Technology Blogs by SAP
Learn how to extend and personalize SAP applications. Follow the SAP technology blog for insights into SAP BTP, ABAP, SAP Analytics Cloud, SAP HANA, and more.
cancel
Showing results for 
Search instead for 
Did you mean: 
thomas_jung
Developer Advocate
Developer Advocate
Recently I was working on a project and hit a rather interesting challenge. I needed to insert large datasets from multiple Excel spreadsheets into SAP HANA. That alone wouldn't be too difficult, but my situation had a few wrinkles.

First the data I needed to process would contain duplicate entries even within an a single input spreadsheet. This was simply an issue with the source dataset and I would need to discard those duplicate records that occur within a single input sheet programmatically.

Second I needed to load multiple spreadsheets and there would be duplicate records between the data already in the target table and the input spreadsheet. When these duplicate key matches occur, I need to add the quantities to the existing records.

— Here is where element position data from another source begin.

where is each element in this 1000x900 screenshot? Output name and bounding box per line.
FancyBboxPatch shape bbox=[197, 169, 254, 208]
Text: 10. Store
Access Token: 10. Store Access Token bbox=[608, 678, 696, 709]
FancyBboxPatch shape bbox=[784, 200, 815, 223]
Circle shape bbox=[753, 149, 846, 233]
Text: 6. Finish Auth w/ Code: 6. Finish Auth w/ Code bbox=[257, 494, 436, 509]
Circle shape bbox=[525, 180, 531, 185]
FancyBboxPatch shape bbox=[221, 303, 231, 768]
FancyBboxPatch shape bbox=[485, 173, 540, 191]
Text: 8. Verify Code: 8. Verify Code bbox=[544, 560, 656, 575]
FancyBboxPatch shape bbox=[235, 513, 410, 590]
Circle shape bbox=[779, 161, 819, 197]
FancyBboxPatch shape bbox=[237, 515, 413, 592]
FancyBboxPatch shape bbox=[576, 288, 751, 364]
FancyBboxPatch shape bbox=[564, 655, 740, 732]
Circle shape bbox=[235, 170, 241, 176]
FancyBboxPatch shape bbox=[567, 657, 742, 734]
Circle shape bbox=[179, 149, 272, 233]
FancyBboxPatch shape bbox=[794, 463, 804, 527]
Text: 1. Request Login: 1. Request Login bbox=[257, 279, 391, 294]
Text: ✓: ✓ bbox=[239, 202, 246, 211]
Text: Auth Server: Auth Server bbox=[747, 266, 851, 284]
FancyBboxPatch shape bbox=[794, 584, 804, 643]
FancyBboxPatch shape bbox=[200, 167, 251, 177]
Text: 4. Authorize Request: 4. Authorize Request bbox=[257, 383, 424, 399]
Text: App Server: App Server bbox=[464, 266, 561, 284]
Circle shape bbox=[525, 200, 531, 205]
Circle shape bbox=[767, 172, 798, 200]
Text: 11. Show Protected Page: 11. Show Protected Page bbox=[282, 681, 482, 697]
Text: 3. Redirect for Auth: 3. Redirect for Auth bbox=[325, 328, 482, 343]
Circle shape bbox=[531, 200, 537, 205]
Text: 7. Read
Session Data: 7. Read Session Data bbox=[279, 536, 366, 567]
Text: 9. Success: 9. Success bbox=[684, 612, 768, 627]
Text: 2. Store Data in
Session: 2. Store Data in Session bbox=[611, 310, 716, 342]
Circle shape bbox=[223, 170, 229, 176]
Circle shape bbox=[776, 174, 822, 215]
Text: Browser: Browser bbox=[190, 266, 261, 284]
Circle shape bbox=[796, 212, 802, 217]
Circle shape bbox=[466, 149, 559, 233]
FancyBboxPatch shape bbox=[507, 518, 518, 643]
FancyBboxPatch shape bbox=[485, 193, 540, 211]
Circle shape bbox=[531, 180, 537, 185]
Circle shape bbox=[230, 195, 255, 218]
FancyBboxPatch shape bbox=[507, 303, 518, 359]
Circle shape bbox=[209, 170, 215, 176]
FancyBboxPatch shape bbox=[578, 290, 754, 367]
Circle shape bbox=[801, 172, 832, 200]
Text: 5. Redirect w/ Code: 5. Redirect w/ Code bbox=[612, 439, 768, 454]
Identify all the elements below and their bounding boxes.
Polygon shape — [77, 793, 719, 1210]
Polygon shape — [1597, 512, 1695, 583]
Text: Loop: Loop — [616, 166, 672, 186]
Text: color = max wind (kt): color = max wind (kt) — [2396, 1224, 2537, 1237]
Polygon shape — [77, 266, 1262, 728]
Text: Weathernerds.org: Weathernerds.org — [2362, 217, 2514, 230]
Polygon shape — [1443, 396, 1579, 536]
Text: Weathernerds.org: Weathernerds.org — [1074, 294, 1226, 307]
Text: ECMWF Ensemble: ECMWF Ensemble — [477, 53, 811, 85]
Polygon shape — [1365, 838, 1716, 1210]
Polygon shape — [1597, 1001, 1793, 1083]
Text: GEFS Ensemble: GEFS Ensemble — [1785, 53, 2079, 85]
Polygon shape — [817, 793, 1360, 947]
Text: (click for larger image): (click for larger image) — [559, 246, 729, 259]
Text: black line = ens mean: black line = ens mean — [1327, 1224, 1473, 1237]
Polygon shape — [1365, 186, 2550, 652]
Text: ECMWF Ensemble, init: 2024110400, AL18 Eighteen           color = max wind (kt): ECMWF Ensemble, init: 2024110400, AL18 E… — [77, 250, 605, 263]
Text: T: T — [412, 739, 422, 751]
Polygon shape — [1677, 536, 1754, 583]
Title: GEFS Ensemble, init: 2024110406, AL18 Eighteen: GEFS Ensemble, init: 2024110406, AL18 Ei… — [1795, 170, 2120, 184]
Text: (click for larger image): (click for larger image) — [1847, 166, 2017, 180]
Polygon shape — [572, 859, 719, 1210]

And the final problem; the size of the datasets. I need to automate this loading but I also needed a way to mass load the data.  Looping over the dataset and calling HANA once per record would not result in acceptable performance. I needed to find a way to send the whole dataset to the server and do all of the duplicate handling there in a batch sort of way.

Ultimately I found a solution to the problem, learned a fair amount along the way and wanted to share as both an explanatory blog post and some sample code the reader can study in detail.

Recreating the Scenario


I can't share the whole project nor would everything about it be interesting.  Therefore I've recreated a simplified version of the project that has the same core issues. You can fine the complete project here: SAP-samples/sap-tech-bytes at 2021-03-17-hana-mass-input-with-dups (github.com)

I did create this as an SAP Cloud Application Programming model project, although we won't use a whole lot of CAP specific capabilities here. I just want to model a single table and setup the project to use HANA even during testing.  That way I can use HANA specific logic for the loading of data.

I setup the project to target SAP HANA Cloud but it should all work with recent versions of HANA on premise (including HANA, express edition).  I did all the development using SAP HANA Cloud free trial and with VS Code as the development tooling.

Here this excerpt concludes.